Boninger M L, Cooper R A, Robertson R N, Shimada S D
Department of Orthopaedic Surgery, University of Pittsburgh Medical Center and Highland Drive VA Medical Center, Pennsylvania 15213, USA.
Am J Phys Med Rehabil. 1997 Sep-Oct;76(5):420-6. doi: 10.1097/00002060-199709000-00013.
Upper limb pain frequently occurs in manual wheelchair users. Analyzing the pushrim forces and hub moments occurring during wheelchair propulsion is a first step in gaining insight into the cause of this pain. The objectives of this study were as follows: to describe the forces and moments occurring during wheelchair propulsion; to obtain variables that characterize pushrim forces and are statistically stable; and to determine how these variables change with speed. Convenience samples (n = 6) of paralympic athletes who use manual wheelchairs for mobility and have unimpaired arm function were tested. Each subject propelled a standard wheelchair on a dynamometer at 1.3 and 2.2 m/s. Biomechanical data were obtained using a force- and moment-sensing pushrim and a motion analysis system. A number of variables that describe the force and moment curves were evaluated for stability using Cronbach's alpha. Those measures found to be stable (alpha > 0.8) at each speed were then examined for differences associated with speed. The tangential, radial, and medial-lateral forces were found to comprise approximately 55, 35, and 10% of the resultant force, respectively. In addition to duration of stroke and propulsion, the following variables were found to be stable and to differ with speed (1.3 m/s +/- SD; 2.2 m/s +/- SD): peak force tangential to the pushrim (45.9 +/- 17.9 N; 62.1 +/- 30 N), peak moment radial to the hub (9.8 +/- 4.5 N x m 13.3 +/- 6 N x m), maximum rate of rise of the tangential force (911.7 +/- 631.7 N/sec; 1262.3 +/- 570.7 N/sec), and maximum rate of rise of the moment about the hub (161.9 +/- 78.3 N x m/s; 255.2 +/- 115.4 N x m/s). This study found stable parameters that characterize pushrim forces during wheelchair propulsion and varied with speed.
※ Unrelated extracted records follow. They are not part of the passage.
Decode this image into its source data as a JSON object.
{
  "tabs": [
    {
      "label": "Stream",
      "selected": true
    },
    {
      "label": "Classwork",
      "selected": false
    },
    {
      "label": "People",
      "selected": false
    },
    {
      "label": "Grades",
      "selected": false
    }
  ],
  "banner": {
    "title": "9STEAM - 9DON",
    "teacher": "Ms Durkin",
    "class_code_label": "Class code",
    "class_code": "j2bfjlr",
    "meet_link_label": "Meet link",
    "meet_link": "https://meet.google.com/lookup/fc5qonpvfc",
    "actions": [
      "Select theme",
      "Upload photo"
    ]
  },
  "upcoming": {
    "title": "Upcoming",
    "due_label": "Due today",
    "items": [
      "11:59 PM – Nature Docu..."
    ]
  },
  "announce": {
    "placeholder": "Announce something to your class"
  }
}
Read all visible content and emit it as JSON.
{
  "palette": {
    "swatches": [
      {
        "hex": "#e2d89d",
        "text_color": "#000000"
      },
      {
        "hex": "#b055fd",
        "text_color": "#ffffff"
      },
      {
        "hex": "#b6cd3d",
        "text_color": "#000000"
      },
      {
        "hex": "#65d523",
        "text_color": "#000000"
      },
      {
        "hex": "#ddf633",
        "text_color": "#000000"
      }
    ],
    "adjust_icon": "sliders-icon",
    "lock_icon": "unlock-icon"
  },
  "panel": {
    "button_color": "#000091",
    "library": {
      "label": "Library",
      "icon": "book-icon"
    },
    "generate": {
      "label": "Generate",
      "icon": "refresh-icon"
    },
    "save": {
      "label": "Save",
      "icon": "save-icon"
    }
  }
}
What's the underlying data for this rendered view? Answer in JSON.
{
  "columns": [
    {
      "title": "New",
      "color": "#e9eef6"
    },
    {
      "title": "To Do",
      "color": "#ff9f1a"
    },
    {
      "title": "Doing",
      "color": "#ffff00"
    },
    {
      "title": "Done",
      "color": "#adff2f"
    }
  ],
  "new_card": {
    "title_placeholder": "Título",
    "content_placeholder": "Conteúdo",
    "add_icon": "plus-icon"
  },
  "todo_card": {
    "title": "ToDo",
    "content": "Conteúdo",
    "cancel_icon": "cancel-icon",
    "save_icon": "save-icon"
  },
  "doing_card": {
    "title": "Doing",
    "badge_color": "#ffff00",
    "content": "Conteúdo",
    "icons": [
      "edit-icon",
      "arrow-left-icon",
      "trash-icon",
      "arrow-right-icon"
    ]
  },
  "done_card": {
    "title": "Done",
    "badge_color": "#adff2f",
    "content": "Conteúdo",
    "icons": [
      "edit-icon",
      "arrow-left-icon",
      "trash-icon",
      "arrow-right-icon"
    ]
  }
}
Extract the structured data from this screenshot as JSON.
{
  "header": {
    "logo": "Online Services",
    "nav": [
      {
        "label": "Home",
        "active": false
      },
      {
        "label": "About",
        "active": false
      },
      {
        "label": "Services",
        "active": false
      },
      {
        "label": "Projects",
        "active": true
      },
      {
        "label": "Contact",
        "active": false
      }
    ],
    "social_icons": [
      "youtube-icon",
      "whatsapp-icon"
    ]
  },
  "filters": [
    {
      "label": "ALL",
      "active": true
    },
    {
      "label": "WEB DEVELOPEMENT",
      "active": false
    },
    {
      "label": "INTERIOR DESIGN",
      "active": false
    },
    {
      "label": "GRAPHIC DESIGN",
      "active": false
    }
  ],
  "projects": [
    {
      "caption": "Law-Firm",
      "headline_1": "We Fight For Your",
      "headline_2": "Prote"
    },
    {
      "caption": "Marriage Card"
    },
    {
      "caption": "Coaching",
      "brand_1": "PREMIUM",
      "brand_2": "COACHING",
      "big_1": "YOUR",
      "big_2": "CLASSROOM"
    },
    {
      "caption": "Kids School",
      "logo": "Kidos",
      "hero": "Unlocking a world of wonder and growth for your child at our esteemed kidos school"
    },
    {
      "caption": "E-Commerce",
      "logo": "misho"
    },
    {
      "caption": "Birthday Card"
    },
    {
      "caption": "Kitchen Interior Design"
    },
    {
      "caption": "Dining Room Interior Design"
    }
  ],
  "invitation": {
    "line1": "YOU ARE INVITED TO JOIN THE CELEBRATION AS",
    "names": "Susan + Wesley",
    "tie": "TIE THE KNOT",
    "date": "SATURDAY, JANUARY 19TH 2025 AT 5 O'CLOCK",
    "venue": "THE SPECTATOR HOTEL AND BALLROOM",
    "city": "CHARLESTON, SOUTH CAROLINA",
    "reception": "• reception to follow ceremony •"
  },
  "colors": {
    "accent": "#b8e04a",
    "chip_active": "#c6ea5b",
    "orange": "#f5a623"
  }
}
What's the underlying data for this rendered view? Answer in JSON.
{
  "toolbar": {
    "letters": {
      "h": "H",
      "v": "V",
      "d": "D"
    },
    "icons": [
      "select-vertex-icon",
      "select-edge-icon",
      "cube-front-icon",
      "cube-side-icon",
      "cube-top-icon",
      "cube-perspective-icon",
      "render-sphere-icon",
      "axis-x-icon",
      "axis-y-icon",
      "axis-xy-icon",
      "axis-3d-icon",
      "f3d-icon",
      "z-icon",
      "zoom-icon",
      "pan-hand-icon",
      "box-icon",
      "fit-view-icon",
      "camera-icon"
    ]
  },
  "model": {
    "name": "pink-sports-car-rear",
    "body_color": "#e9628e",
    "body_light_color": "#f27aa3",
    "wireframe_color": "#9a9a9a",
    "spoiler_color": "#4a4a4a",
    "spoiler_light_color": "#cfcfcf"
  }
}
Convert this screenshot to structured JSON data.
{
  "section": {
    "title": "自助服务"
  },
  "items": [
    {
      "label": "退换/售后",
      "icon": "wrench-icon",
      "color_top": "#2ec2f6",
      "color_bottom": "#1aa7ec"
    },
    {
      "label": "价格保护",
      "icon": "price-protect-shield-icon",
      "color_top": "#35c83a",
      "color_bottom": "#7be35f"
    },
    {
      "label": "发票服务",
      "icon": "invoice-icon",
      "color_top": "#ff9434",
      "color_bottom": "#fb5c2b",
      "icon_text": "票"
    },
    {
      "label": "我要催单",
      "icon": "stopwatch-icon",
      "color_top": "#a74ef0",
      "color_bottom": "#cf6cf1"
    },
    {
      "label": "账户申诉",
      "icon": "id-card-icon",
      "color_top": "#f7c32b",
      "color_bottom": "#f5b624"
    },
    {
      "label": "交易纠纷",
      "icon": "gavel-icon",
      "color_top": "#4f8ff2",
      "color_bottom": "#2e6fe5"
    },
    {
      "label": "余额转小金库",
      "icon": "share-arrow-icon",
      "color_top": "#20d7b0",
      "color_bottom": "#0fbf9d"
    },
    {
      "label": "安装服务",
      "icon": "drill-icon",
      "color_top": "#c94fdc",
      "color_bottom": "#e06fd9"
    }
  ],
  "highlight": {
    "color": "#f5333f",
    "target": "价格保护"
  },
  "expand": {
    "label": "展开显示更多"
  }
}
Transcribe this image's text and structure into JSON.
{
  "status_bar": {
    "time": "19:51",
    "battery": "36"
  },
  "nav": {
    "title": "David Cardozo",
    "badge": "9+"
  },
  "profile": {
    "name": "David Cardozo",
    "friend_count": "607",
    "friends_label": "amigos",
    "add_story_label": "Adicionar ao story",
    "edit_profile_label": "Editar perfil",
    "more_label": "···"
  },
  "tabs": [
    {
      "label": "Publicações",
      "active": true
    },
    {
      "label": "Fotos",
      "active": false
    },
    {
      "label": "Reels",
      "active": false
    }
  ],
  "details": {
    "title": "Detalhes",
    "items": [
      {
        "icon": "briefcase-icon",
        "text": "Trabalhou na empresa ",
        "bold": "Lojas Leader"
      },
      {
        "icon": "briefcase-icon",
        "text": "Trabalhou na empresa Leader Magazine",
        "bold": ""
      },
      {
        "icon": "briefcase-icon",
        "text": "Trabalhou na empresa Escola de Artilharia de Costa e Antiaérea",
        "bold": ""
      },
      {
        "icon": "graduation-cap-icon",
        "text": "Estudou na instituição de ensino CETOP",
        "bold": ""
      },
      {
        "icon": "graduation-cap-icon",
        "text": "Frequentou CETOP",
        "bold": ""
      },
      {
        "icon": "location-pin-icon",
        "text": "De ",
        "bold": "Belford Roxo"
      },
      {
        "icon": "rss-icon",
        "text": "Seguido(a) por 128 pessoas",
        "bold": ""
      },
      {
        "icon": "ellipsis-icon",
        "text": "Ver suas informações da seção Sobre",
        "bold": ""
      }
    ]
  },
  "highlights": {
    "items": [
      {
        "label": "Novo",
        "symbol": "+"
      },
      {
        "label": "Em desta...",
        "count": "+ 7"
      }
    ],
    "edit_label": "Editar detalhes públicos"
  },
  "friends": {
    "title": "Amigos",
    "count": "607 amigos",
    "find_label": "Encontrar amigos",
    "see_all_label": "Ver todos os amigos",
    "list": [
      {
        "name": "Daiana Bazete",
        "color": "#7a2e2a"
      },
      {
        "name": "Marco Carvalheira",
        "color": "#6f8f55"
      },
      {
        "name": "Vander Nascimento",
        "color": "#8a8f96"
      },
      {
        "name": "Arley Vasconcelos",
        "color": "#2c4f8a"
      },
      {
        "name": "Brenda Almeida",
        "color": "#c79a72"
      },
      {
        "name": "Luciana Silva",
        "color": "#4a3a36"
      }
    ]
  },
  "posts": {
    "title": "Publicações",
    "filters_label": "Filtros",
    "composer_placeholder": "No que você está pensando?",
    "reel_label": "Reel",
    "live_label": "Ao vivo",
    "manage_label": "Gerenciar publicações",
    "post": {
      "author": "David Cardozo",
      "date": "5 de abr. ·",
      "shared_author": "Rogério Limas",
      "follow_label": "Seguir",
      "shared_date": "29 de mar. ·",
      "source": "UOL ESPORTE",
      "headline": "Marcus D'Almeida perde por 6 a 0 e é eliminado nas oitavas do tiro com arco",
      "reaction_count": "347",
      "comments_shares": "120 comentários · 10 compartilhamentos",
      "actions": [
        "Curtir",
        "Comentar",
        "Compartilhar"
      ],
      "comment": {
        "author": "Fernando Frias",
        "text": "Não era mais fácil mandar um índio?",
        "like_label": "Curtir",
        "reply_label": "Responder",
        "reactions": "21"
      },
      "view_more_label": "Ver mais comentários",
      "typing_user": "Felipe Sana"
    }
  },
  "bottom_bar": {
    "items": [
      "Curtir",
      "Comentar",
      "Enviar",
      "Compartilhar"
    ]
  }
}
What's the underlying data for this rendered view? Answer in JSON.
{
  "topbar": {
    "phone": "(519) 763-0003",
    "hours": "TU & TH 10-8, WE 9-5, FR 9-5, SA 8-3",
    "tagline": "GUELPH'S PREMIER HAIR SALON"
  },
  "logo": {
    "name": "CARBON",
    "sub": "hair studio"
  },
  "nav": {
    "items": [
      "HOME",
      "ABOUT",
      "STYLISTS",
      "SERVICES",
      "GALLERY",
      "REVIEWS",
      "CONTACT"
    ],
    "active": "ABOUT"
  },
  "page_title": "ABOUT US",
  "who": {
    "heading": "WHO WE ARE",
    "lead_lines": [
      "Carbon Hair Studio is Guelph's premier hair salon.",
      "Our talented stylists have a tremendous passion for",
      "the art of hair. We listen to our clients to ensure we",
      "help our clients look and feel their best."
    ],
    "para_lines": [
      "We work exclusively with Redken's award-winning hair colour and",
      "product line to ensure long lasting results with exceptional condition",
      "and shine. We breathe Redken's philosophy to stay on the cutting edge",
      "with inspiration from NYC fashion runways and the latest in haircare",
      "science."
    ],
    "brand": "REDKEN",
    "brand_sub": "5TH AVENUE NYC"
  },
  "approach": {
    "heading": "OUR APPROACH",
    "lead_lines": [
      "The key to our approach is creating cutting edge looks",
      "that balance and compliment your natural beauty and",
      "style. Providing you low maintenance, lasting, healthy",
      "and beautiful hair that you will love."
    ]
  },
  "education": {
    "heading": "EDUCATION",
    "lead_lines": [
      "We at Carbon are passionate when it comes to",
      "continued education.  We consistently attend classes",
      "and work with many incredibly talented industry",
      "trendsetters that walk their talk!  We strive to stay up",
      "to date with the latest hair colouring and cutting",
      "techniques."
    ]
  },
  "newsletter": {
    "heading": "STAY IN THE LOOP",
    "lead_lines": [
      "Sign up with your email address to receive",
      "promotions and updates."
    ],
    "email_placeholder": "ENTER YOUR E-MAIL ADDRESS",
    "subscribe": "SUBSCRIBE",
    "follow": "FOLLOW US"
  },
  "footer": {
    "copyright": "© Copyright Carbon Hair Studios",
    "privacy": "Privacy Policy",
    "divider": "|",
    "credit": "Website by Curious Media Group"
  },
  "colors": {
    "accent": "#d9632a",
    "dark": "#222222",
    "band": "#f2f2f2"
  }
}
Almost 50% of the forces exerted at the pushrim are not directed toward forward motion and, therefore, either apply friction to the pushrim or are wasted. Ultimately, this type of investigation may provide insight into the cause and prevention of upper limb injuries in manual wheelchair users.
上肢疼痛在手动轮椅使用者中经常出现。分析轮椅推进过程中产生的轮辋力和轮毂力矩是深入了解这种疼痛原因的第一步。本研究的目的如下:描述轮椅推进过程中产生的力和力矩;获取表征轮辋力且统计稳定的变量;并确定这些变量如何随速度变化。对使用手动轮椅出行且手臂功能未受损的残奥会运动员进行了便利抽样(n = 6)测试。每位受试者在测力计上以1.3米/秒和2.2米/秒的速度推动标准轮椅。使用力和力矩感应轮辋以及运动分析系统获取生物力学数据。使用克朗巴哈系数评估了一些描述力和力矩曲线的变量的稳定性。然后检查那些在每种速度下都稳定(系数> 0.8)的测量值与速度相关的差异。发现切向力、径向力和内侧 - 外侧力分别约占合力的55%、35%和10%。除了冲程和推进的持续时间外,还发现以下变量是稳定的且随速度变化(1.3米/秒±标准差;2.2米/秒±标准差):轮辋切向的峰值力(45.9±17.9牛;62.1±30牛)、轮毂径向的峰值力矩(9.8±4.5牛·米;13.3±6牛·米)、切向力的最大上升速率(911.7±631.7牛/秒;1262.3±570.7牛/秒)以及轮毂力矩的最大上升速率(161.9±78.3牛·米/秒;255.2±115.4牛·米/秒)。本研究发现了表征轮椅推进过程中轮辋力且随速度变化的稳定参数。施加在轮辋上的力几乎有50%并非直接用于向前运动,因此,要么对轮辋施加了摩擦力,要么被浪费了。最终,这类研究可能会为深入了解手动轮椅使用者上肢损伤的原因及预防提供见解。